Structure of a Thermoset Polymer near an Alumina Substrate as Studied by Dissipative Particle Dynamics

• Published in: Journal of physical chemistry. C Vol. 117; no. 37; pp. 19038 - 19047
• Main Authors: Kacar, Gokhan, Peters, Elias A. J. F, de With, Gijsbertus
• Format: Journal Article
• Language: English
• Published: Columbus, OH American Chemical Society 19.09.2013
• Subjects: Condensed matter: structure, mechanical and thermal properties; Diffusion; interface formation; Exact sciences and technology; Physics; Solid surfaces and solid-solid interfaces; Surfaces and interfaces; thin films and whiskers (structure and nonelectronic properties); Interfaces; Cross-linking; Particle motion; Digital simulation; Dissipation; Molecular dynamics method; Molecular dynamics; Selectivity; Diffusion; Polymers; Alumina
• ISSN: 1932-7447; 1932-7455
• DOI: 10.1021/jp406060t

We performed dissipative particle dynamics (DPD) simulations to investigate the structure and cross-link formation dynamics of a thermoset polymer while interacting with a metal-oxide surface. For characterizing the polymer–surface interactions we used the surface excess, quantifying the surface selectivity of different functional groups.

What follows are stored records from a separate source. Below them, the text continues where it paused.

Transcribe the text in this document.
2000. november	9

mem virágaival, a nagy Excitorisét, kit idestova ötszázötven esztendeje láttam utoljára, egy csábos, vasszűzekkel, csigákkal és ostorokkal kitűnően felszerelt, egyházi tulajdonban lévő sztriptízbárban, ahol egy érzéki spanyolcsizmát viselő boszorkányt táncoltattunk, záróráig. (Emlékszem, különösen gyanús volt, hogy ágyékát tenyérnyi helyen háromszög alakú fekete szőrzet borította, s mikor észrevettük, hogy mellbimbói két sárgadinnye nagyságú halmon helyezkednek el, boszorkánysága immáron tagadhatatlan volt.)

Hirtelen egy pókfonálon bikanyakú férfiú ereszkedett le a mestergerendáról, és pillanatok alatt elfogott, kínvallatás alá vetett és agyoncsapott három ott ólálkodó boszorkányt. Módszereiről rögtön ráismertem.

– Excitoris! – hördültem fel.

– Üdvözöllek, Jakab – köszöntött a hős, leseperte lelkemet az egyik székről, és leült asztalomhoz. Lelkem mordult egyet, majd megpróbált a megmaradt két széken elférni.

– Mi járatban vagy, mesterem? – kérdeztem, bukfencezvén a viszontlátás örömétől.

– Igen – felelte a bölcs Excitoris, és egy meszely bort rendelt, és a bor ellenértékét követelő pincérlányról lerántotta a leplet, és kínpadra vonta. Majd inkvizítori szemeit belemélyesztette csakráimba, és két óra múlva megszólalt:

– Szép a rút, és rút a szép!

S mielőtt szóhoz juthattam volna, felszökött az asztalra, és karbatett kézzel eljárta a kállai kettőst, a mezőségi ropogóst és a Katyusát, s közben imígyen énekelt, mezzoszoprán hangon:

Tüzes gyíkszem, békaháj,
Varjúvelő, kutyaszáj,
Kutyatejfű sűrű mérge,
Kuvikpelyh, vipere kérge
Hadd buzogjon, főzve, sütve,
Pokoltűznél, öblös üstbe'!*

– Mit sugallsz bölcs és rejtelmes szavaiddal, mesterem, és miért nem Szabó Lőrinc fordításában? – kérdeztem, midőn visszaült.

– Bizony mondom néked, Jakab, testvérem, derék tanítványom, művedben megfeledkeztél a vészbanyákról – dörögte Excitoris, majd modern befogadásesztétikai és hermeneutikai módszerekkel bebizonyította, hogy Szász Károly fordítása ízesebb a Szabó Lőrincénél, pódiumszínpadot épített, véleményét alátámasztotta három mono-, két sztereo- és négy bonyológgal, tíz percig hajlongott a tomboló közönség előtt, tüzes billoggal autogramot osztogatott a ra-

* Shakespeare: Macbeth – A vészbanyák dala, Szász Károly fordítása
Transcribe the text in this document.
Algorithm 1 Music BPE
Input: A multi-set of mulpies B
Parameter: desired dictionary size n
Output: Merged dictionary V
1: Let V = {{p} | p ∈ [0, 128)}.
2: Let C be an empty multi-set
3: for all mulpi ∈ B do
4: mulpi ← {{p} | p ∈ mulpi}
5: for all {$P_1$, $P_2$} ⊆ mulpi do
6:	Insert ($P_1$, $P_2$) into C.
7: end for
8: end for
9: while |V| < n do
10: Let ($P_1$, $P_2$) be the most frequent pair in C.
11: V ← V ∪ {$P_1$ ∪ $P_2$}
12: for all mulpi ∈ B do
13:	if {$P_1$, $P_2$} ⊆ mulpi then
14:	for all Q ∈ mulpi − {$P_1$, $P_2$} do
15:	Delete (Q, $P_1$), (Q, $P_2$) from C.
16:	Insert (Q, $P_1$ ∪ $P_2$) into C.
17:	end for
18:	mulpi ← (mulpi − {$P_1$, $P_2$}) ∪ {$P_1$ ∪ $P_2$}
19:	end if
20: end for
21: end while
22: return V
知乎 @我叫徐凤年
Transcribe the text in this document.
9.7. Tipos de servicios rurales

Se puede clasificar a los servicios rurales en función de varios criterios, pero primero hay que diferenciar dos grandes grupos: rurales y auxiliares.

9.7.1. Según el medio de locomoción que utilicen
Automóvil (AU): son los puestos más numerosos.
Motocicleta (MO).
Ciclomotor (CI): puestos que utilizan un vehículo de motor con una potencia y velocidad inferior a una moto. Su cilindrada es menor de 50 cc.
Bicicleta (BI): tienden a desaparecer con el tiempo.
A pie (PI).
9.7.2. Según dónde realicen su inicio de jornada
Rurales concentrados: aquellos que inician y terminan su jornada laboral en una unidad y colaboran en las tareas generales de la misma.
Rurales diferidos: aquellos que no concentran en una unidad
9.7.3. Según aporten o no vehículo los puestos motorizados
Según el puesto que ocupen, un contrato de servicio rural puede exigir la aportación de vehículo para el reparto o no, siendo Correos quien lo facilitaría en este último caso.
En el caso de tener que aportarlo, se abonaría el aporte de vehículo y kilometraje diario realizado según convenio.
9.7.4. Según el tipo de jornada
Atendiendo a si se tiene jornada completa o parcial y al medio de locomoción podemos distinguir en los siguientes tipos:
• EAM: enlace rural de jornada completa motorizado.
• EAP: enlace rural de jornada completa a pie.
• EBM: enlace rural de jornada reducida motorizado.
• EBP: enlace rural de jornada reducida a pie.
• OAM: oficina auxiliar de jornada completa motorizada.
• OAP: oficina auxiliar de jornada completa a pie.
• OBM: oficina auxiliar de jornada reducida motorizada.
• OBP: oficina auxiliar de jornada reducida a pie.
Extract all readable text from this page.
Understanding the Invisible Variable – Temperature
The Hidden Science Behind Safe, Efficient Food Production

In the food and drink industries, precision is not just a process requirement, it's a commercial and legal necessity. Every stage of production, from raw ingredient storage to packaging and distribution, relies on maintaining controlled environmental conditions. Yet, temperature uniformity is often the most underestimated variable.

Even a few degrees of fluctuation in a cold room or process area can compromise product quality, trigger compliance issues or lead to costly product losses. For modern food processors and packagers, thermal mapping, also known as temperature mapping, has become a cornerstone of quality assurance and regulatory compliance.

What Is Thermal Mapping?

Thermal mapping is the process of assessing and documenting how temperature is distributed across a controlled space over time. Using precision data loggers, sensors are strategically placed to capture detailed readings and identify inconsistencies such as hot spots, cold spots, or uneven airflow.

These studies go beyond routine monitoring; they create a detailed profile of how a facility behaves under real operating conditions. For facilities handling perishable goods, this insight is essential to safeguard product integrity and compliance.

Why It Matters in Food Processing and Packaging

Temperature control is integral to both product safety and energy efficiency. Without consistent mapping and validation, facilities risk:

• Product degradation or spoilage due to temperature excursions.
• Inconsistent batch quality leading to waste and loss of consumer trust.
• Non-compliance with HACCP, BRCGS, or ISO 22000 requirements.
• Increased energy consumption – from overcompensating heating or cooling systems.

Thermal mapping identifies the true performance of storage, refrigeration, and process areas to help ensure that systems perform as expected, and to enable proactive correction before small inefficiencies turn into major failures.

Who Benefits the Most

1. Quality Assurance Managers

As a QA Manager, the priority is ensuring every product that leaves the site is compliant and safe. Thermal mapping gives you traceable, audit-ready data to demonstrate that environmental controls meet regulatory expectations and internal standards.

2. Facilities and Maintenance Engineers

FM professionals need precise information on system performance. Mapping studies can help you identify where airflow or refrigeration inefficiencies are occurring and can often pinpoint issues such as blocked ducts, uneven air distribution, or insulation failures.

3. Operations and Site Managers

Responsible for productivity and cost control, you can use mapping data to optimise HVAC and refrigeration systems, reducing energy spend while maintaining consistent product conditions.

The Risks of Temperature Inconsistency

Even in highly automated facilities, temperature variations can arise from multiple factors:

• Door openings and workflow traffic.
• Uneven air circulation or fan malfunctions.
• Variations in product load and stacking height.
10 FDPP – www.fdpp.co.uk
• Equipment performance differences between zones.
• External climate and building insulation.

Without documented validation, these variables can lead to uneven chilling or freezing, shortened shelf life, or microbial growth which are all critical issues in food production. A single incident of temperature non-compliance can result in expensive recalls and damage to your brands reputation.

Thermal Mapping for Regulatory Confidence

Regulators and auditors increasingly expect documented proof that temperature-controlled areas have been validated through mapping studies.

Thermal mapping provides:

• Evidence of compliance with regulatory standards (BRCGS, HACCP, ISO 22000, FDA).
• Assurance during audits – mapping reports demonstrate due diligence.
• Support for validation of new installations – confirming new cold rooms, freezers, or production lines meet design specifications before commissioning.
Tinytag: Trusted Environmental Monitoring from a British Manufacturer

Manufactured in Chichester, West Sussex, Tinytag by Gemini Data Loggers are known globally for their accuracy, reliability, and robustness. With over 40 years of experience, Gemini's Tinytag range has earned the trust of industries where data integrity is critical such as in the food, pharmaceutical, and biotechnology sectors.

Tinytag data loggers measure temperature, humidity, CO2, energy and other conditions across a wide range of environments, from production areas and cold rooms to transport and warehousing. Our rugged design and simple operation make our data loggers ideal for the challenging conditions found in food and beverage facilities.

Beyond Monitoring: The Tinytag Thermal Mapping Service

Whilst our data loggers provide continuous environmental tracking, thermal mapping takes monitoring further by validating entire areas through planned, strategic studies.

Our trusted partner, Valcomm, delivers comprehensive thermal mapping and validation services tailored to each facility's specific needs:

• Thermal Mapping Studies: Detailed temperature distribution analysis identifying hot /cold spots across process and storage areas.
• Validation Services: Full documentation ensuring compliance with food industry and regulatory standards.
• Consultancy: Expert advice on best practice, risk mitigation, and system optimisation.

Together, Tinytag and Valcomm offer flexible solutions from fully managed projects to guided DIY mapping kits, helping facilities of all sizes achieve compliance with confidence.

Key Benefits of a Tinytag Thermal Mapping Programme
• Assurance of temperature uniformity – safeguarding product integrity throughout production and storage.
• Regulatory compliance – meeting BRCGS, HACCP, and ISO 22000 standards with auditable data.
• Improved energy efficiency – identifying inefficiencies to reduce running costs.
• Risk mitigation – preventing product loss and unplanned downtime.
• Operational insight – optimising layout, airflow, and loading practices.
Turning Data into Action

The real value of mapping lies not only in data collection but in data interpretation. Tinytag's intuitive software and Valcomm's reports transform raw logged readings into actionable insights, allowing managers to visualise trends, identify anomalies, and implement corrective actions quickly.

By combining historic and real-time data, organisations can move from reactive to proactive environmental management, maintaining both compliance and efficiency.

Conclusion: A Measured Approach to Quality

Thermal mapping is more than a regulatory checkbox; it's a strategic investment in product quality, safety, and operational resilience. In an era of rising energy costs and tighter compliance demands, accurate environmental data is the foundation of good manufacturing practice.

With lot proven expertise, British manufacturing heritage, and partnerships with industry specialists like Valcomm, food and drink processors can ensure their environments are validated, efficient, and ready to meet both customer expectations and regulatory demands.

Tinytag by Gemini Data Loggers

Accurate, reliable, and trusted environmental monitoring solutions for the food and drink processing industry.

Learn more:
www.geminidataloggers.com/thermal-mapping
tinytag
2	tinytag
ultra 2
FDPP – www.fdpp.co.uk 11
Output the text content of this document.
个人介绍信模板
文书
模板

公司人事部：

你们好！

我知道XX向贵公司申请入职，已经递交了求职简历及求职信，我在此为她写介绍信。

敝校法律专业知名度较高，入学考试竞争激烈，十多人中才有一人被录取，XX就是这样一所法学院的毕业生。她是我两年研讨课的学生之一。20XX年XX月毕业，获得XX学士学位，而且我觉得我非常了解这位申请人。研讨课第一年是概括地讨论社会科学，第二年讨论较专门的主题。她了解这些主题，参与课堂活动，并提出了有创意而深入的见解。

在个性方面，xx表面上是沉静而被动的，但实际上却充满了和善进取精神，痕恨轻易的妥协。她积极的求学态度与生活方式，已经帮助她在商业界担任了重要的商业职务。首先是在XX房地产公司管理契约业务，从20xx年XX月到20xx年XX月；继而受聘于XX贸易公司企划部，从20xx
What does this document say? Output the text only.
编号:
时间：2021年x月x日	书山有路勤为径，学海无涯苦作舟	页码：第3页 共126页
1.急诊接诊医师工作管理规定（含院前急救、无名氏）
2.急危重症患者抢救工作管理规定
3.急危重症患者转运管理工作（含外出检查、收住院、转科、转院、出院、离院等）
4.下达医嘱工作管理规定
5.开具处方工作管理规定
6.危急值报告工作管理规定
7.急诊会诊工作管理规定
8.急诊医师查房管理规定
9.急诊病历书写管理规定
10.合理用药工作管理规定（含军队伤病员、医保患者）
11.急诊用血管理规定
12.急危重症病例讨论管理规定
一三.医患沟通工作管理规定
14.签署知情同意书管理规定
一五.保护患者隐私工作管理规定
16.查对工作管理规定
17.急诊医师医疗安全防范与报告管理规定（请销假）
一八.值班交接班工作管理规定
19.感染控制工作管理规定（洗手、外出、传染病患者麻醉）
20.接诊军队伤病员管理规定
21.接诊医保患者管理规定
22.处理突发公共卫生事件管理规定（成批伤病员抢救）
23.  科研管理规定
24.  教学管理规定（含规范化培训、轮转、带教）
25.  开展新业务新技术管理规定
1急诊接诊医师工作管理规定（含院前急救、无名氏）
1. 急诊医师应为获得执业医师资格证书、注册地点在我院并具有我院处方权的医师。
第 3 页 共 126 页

Mesoscopic polymer–surface interactions are determined by matching the surface excess, as computed with atomistic molecular dynamics (MD), with those for DPD, thus realizing a coupling between the mesoscopic and atomistic scales. In the structure prior to cross-linking, we observe that some functional groups prefer to be located at the interface while others are repelled. This largely determines the final cross-linked structure near the metal-oxide interface. The initial preference for cross-links to form is in the bulk region. However, at longer times toward the equilibrium structure, the trade-off between the epoxy–alumina interactions causes migration of reacted groups to the surface.